In the years since, she and Ford and the many other volunteers have made the museum a buzzing hive for a range of arts programming that likely wouldn’t have a home elsewhere in the Upper Valley. Quirky art? Check. Risqué vaudeville acts? Check. Teenage punk bands? Weird sci-fi movies? Chico Eastridge wearing a gold lamé suit? Elvis’ gall stones? Oh, yes.

“She claims that she’s the chief cook and bottle-washer, but she’s much more than that,” Ford said this week.

For years, he’s wanted the museum to have an operating budget sufficient to hire even a part-time staffer. But the museum doesn’t draw the kind of big donations such a leap would require. Finley said the museum takes in around $50,000 a year and spends $49,000 of it. Goodness knows how much all the volunteer hours are worth.

While other arts nonprofits are bringing in big year-end donations, the Main Street Museum has a little under $1,300 left to raise to meet a $5,000 matching grant put up by two supporters.

What has long seemed clear to me is that many people who claim to love the arts don’t get the Main Street Museum.

Ford’s alternative curatorial project, which examines everyday objects in unexpected contexts, is very subtle. And the general humbleness of the enterprise runs counter to the lofty air of prestige that most arts organizations breathe.

At the same time, it’s hard to imagine the MSM not running on a shoestring budget. If some big donor comes along, wouldn’t it change the place’s scrappy spirit?
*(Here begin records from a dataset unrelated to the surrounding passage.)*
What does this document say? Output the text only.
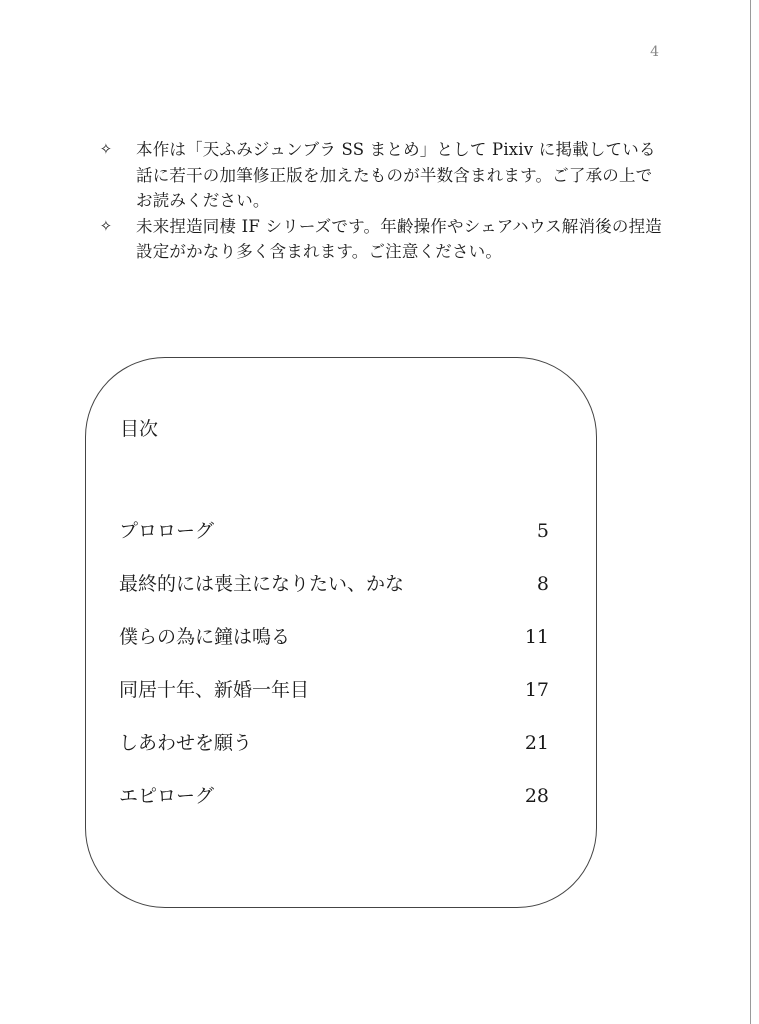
4
✧ 本作は「天ふみジュンブラ SS まとめ」として Pixiv に掲載している話に若干の加筆修正版を加えたものが半数含まれます。ご了承の上でお読みください。
✧ 未来捏造同棲 IF シリーズです。年齢操作やシェアハウス解消後の捏造設定がかなり多く含まれます。ご注意ください。
目次
プロローグ	5
最終的には喪主になりたい、かな	8
僕らの為に鐘は鳴る	11
同居十年、新婚一年目	17
しあわせを願う	21
エピローグ	28
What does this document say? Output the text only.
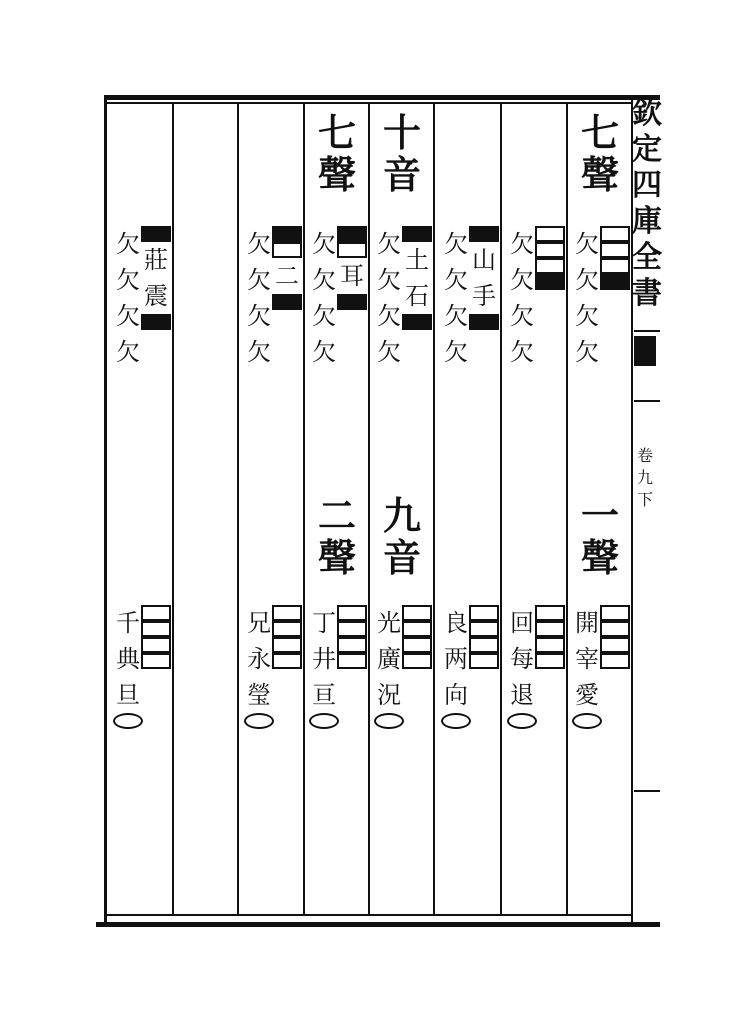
欽
定
四
庫
全
書
卷
九
下
七
聲
一
聲
欠
欠
欠
欠
開
宰
愛
欠
欠
欠
欠
回
每
退
欠
欠
欠
欠
山
手
良
两
向
十
音
九
音
欠
欠
欠
欠
土
石
光
廣
況
七
聲
二
聲
欠
欠
欠
欠
耳
丁
井
亘
欠
欠
欠
欠
二
兄
永
瑩
欠
欠
欠
欠
莊
震
千
典
旦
“We’re like the poorest nonprofit in town,” Finley said. “I like the hand-to-mouth model,” but a bit more money would help.

Finley said she’s proud of what the museum has been able to do just with volunteers. Artists who had gallery shows this year all made some money from sales and the museum was able to pay the bands who played. “Artists deserve to be paid,” Finley said.

My favorite aspect of the museum has been the growth of music programming. There are so few outlets for young musicians to play gigs or go to shows that the museum has a niche of its own.

That continues this Saturday night with Larry Larryson’s Rocking Extreme Xmas, a sequence of words the likes of which I’ve never typed before. The bands on the bill, organized by What Doth Life, include Lily Welch, Bull & Prairie, Fool & the World and Faux in Love. The door opens at 6, music starts at 7. The nominal cover charge is $10, but no one is turned away for lack of funds.

On Thursday night, Dec. 19, the museum hosts a screening of “Helvetica,” a film about modern typefaces. The event starts at 7 and includes a talk from Ford. It’s the first installment of a documentary film club started by the Upper Valley Food Co-op.

And Friday night from 5 to 10, Ford will preside at the museum’s player piano for a night of — what else? — Christmas songs.